A busy second quarter
A joint venture between Saipem and Daewoo Shipbuilding and Marine Engineering (DSME) recently won a contract to supply the P-79 FPSO to be deployed at the Buzios field in Brazil.
The contract is valued at $2.3 billion with Saipem’s share at $1.3 billion and DSME’s share accounting for the rest of the total value. DSME will build the hull and living quarters while Saipem will cover the topsides. The FPSO will be a newbuild with oil processing capacity of 180,000 barrels of oil per day (bpd), gas processing of 254 million cubic feet per day, and storage of 2 million barrels. The project will also give a boost to domestic Brazilian fabrication activity as Petrobras requires a 25% local content share.
The contract for Equinor’s Bacalhau FPSO was also finalized in the second quarter. On June 1, Equinor reached a final investment decision for the field development, triggering the full engineering, procurement, construction, and installation scope, which will be executed by Modec. Modec will also operate the FPSO for the first year.

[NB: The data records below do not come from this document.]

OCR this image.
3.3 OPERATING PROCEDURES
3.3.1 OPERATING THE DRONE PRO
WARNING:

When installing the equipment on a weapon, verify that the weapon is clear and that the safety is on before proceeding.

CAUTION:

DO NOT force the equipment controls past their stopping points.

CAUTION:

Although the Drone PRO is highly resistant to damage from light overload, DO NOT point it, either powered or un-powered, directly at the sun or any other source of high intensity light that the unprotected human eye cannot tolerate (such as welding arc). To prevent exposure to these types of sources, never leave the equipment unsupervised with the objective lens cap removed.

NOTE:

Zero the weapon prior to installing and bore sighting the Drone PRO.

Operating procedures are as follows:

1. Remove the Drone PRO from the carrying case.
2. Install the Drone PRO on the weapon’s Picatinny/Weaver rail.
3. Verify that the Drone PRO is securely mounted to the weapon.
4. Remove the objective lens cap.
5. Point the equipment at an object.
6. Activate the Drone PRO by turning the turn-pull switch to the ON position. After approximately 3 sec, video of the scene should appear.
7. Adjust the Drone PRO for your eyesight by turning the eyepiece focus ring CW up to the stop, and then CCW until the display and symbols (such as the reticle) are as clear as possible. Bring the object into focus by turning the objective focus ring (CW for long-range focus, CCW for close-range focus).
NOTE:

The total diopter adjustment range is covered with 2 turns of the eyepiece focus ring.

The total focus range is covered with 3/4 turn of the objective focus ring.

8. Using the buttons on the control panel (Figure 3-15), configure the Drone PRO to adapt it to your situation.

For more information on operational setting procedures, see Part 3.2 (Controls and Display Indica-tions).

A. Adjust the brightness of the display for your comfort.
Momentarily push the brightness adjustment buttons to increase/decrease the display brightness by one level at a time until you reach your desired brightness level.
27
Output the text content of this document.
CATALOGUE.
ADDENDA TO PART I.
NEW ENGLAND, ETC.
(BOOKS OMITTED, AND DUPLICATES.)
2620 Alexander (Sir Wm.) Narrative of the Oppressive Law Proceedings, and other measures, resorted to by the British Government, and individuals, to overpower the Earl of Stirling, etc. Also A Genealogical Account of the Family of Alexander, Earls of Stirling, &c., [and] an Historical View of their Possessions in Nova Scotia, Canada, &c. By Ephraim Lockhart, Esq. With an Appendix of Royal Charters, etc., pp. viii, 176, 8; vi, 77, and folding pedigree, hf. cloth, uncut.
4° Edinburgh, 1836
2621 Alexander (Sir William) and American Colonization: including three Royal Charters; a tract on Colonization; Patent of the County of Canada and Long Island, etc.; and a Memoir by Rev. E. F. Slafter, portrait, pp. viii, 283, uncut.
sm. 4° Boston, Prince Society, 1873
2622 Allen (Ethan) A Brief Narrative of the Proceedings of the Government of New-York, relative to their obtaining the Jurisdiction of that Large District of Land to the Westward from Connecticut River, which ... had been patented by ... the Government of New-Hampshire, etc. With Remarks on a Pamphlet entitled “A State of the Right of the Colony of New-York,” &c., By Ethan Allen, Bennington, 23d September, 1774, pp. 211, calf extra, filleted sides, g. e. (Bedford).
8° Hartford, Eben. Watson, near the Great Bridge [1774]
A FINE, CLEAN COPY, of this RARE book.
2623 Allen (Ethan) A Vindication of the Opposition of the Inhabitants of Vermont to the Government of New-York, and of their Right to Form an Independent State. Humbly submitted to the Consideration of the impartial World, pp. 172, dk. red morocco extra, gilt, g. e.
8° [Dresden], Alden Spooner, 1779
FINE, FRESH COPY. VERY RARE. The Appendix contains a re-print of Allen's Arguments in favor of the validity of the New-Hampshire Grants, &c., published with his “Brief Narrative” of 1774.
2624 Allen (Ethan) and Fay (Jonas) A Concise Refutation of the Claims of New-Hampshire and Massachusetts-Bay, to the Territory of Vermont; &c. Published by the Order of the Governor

The company has conducted the front-end engineering design and pre-investment on the FPSO under a contract signed with Equinor in early 2020, and the FPSO hull is already under construction by Dalian Shipbuilding Industry Company in China. Once completed, the FPSO will be one of the largest in the world with oil processing capacity of 220,000 bpd, gas injection of 530 million cubic feet per day, water injection of 200,000 bpd, and 2 million barrels of storage capacity.
In China, SK Innovation handed out a lease and operate contract to CenerTech for an FPSO to be deployed in the Lufeng 12-3 field. CenerTech will build the FPSO, then lease and operate it for a fixed period of 10 years. The contract is valued at RMB 4.43 billion ($684 million) with FPSO capital expenditure incurred by CenerTech estimated at RMB 2.41 billion ($372 million).
Petrobras contracted two FPSOs during the second quarter. In addition to P-79, the P-78 FPSO was contracted earlier in May. The P-78 was awarded to Keppel Shipyard under a turnkey contract valued at $2.3 billion. Keppel subcontracted the hull and living quarter scopes to Hyundai Heavy Industries for $762 million. The FPSO will have identical specifications as P-79.
Keppel will use its Brazilian shipyard BrasFELS on parts of the fabrication scope to fulfill the 25% local content requirement. The P-78 and P-79 FPSOs represent a change in Petrobras’ contracting strategy.
Petrobras had been contracting all FPSOs under lease and operate agreements. The switch to turnkey contracting, however, opens up to a wider set of potential suppliers, and Petrobras made the move as the leasing market for very large FPSOs is nearing full capacity, Rystad said.